И вот стоит она передо мной. Взрослая, статная, а взгляд - всё той же недолюбленной девчушки. Рядом с ней переминался с ноги на ногу паренек. Городской видать, курточка легкая, ботиночки тонкие, совсем не по нашей весенней распутице.
- Здравствуйте, Валентина Семёновна, - голос у Оли дрожит, словно лист на ветру. - А мы вот... приехали. Прямо с автобуса к вам зашли, поздороваться, прежде чем в Ольховку идти. Это Рома. Мы дом материн восстанавливать будем. Жить тут хочу. Семью настоящую строить.
Батюшки! Видели бы вы тот дом Клавы в Ольховке. Крыша просела, словно старуха под тяжестью лет, окна забиты почерневшими горбылями, крапива во дворе выше головы вымахала. Запах там стоял тяжелый - прелой листвы да горького сиротства.
- Сил-то хватит, девонька? - спрашиваю, а сама им горячего чаю с наливаю, чтобы с дороги согрелись.
- Хватит, Семёновна. Мы справимся, - отвечает она, а сама на Ромку смотрит с такой надеждой слепой, что мне страшно стало.
Пошли они эти почти три километра пешком месить. А я на следующий день сумку свою с крестом на плечо закинула - надо было в Ольховку к деду Матвею идти, уколы делать - да и завернула к Звонарёвым.
Молодые взялись за дело горячо, с отчаянием каким-то. Наняли ольховских мужиков, кое какие сбережения им отдали, чтоб те худую течь залатали да гнилые половицы поменяли. А сами с раннего рассвета до темноты тоже работали. Ромка непривычный к деревенской работе, ржавые гвозди тянул, доски трухлявые отрывал, мусор тачками со двора вывозил. С непривычки все ладони в кровавые мозоли стер. А Оленька словно пчелка крутилась. Двор от бурьяна очищала, стены изнутри скоблила да мыла. Выносила на двор горы слипшегося от сырости хлама, жгла за огородом костры, от которых по всей улице тянуло едким, горьким дымом - словно выжигала девка из углов свое тяжелое прошлое.
Помню зашла к ним, как-то, после смены. В избе уже пахнет... домом. Тем самым неуловимым теплом, когда живая душа в стенах поселяется. Оля кружку мне горячую протягивает, а у самой пальцы в мелких порезах, шершавые. Но светится вся, будто весеннее солнце проглотила.

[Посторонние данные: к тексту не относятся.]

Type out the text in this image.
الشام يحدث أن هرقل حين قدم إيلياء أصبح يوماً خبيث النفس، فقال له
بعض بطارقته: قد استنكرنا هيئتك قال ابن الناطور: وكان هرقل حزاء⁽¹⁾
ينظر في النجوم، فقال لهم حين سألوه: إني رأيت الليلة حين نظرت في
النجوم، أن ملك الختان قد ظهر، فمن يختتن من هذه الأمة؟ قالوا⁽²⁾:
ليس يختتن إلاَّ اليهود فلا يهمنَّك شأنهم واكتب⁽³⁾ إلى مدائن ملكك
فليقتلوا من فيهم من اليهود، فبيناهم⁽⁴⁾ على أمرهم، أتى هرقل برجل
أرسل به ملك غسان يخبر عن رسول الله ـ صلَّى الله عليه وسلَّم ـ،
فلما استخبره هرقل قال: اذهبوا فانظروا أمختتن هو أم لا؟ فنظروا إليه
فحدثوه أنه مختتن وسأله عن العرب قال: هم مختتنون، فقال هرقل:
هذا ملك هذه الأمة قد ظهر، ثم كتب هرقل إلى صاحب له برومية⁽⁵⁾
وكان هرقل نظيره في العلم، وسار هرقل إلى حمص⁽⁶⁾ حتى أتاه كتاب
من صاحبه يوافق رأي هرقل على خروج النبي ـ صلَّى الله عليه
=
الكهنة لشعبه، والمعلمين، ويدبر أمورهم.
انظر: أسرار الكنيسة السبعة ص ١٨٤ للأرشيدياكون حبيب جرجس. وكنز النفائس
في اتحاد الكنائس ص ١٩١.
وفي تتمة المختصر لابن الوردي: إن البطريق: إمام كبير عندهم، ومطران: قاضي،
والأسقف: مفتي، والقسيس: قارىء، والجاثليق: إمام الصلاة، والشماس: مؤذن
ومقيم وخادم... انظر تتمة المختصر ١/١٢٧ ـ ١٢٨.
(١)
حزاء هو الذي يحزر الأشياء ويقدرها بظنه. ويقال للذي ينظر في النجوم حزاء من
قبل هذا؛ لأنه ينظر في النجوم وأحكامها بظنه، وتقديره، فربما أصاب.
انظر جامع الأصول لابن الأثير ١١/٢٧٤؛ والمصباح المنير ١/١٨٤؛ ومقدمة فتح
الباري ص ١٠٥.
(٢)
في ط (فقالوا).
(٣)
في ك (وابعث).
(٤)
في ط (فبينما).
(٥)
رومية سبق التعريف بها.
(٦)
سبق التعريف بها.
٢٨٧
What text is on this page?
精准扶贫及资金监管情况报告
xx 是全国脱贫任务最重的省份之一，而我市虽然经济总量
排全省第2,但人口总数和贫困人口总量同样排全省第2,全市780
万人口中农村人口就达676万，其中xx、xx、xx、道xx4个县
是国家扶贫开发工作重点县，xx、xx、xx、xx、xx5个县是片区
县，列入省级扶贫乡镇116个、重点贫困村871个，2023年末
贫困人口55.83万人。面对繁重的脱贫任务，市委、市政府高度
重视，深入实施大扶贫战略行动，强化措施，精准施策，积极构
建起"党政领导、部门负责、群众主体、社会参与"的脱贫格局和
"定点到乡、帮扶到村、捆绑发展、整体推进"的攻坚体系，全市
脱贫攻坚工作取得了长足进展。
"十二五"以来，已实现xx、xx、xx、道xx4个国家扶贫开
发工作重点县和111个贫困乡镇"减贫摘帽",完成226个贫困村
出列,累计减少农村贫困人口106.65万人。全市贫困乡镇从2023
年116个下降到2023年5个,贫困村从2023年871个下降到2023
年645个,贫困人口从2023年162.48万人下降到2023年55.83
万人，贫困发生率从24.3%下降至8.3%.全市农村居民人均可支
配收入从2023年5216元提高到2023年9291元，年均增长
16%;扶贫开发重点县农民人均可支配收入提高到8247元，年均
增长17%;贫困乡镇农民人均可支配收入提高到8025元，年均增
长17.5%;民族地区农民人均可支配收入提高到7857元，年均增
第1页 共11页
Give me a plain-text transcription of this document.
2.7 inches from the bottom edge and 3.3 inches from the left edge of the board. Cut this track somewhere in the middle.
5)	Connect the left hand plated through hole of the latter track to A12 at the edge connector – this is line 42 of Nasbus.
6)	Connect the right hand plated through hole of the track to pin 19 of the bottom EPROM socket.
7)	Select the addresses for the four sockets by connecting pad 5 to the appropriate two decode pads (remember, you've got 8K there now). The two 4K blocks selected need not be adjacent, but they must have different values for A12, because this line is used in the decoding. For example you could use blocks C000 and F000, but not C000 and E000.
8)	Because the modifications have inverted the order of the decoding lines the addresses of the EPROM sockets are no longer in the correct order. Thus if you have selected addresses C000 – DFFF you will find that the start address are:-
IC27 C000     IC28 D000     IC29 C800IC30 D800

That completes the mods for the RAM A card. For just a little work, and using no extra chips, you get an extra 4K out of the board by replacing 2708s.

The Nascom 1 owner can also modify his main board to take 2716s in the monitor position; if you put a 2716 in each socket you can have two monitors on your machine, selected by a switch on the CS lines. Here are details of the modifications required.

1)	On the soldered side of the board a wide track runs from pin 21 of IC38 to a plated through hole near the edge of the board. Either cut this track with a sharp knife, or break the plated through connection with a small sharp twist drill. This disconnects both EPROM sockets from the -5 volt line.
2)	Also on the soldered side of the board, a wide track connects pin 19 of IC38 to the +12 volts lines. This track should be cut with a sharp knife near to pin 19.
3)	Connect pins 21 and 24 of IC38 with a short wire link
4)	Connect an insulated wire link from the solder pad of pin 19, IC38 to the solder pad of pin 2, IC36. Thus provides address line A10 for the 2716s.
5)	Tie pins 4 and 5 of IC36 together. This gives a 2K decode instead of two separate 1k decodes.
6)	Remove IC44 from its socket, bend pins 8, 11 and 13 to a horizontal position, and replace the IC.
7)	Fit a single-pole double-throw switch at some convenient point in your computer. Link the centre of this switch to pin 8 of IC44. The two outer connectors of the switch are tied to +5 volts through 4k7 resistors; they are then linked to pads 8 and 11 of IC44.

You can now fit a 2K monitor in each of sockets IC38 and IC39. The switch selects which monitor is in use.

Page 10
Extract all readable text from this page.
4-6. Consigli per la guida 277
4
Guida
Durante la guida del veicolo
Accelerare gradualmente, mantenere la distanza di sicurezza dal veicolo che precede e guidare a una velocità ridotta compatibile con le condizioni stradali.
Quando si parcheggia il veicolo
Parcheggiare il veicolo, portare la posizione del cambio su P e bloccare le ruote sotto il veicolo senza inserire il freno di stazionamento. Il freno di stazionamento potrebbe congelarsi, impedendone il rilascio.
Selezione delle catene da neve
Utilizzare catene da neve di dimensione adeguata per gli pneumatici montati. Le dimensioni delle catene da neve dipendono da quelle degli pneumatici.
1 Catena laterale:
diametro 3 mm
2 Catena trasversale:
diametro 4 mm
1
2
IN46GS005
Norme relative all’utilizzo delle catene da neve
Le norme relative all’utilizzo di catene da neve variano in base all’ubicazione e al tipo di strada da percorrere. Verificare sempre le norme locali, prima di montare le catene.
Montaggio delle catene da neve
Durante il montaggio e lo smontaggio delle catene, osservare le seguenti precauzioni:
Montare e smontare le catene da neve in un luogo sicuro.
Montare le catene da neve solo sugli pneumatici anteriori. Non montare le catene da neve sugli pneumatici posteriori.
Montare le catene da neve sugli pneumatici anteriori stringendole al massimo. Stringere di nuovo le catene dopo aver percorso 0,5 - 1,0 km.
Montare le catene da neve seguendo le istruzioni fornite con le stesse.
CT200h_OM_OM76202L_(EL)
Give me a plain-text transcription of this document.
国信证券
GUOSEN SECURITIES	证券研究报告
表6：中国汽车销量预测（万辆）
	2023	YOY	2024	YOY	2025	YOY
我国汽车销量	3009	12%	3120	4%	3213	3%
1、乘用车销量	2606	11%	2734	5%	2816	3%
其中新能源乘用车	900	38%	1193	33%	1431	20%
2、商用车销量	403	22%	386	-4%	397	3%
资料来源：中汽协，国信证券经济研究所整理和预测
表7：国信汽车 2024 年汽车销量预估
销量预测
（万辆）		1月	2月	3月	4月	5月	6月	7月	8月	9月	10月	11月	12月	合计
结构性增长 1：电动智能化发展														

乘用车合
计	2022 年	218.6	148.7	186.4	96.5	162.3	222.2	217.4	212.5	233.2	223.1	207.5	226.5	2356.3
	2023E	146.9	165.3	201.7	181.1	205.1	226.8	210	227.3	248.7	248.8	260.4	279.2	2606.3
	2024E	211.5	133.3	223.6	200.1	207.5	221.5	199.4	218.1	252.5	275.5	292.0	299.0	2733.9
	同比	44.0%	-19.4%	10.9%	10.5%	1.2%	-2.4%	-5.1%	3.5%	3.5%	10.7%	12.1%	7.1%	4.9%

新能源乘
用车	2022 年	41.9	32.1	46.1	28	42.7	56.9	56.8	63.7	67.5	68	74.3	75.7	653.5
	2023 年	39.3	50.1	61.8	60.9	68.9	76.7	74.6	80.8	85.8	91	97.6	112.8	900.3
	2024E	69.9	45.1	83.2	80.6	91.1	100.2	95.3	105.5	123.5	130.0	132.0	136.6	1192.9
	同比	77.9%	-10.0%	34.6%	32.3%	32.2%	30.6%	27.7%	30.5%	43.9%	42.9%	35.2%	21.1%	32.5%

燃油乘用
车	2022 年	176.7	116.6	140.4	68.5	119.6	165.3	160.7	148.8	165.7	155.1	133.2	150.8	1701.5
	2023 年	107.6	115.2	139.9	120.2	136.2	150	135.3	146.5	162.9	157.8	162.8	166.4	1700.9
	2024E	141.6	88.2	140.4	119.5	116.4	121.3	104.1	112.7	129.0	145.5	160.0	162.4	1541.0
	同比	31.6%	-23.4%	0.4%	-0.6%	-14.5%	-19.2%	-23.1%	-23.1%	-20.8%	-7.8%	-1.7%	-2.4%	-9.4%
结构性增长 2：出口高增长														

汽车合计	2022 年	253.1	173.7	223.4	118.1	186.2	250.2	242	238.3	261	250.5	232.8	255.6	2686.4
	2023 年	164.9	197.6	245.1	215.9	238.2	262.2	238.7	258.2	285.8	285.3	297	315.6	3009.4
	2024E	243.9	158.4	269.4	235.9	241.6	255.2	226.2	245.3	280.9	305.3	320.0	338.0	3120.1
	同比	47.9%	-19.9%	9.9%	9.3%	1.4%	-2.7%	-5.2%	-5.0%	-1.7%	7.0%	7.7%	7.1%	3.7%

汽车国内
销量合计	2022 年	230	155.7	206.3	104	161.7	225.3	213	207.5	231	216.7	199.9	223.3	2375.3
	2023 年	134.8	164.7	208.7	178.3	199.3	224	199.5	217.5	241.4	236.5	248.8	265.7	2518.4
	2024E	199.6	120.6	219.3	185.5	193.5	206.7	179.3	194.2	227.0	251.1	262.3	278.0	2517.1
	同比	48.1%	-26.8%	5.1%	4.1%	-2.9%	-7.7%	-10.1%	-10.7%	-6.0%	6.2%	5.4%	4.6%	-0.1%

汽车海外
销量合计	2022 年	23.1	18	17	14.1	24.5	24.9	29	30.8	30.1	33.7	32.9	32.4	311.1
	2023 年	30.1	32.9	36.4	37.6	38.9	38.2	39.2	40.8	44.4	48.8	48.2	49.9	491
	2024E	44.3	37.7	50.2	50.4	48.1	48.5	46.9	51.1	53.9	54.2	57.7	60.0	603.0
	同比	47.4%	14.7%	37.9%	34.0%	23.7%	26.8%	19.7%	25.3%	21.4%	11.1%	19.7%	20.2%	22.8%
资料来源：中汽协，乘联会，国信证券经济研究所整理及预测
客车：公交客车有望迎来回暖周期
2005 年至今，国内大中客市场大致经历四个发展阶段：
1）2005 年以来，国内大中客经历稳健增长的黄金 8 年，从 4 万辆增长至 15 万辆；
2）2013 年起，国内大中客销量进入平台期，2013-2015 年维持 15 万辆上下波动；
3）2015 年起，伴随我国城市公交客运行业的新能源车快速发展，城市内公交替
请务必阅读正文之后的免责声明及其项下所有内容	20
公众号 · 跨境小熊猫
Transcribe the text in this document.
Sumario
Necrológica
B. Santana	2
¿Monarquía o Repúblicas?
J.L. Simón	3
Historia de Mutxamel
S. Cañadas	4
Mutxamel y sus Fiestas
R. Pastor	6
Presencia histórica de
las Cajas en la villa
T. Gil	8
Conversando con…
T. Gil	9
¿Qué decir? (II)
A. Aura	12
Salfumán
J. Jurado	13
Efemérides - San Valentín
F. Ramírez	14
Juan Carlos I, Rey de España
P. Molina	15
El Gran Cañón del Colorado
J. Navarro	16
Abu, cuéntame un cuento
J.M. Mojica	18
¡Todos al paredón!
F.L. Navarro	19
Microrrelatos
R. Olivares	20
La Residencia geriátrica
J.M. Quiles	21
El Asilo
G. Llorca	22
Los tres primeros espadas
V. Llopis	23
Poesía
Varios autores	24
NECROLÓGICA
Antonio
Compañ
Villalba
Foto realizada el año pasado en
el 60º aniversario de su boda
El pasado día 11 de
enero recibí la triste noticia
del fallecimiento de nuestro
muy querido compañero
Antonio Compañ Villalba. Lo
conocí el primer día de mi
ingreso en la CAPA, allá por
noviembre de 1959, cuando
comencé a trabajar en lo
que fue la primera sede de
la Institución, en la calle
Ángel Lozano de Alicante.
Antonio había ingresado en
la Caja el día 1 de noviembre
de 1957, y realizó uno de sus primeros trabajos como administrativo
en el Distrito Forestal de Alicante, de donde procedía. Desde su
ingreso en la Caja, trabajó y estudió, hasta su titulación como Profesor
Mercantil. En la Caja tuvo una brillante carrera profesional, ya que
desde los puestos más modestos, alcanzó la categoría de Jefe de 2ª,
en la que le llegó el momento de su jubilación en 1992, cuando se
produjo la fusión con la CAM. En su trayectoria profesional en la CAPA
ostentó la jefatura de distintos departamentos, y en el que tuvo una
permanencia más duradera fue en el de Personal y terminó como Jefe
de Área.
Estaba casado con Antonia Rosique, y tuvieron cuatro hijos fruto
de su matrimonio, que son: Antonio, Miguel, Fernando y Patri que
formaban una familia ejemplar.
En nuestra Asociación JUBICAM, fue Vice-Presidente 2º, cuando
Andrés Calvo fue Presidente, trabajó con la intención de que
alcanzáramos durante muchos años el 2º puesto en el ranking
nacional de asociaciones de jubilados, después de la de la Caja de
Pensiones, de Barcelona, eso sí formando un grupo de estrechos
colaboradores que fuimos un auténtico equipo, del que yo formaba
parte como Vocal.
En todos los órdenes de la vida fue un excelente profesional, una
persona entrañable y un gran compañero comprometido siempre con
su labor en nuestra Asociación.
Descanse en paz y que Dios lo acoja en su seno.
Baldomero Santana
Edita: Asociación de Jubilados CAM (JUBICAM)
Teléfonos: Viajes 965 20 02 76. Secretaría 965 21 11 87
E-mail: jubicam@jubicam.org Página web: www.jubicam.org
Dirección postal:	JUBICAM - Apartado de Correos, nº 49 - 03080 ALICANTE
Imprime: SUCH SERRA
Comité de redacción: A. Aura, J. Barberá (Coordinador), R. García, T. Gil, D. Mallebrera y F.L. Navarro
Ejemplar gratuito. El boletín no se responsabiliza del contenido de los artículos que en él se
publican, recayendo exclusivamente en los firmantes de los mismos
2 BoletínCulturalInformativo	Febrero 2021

Да только жизнь - она ведь как та дорога между нашими деревнями: то гладко идешь, а то в такую топь попадешь, что сапоги оставишь. К середине лета, когда на вымытых окнах уже занавески в мелкий цветочек появились, явилась Клава.
Вернулась мать. Постаревшая, сгорбленная, с лицом, изрезанным глубокими морщинами, и глазами пустыми, выцветшими, как старая тряпица. Где она скиталась все эти годы - Бог весть. Пришла, встала у калитки и смотрит исподлобья.
Оля тогда ко мне в Заречье сама прибежала. Дышит тяжело, губы трясутся.
- Семёновна, - шепчет, а сама край старенькой скатерти на моем столе сжимает побелевшими пальцами. - Мама пришла. Я ведь простить её хочу. Болезни состарили её. Может, поняла всё? Может, мы теперь заживем по-человечески?
Хочется верить в добрые сказки, хочется мать родную обнять, какой бы она ни была. Горе горькое, когда дитя любви просит у того, кто разучился любить.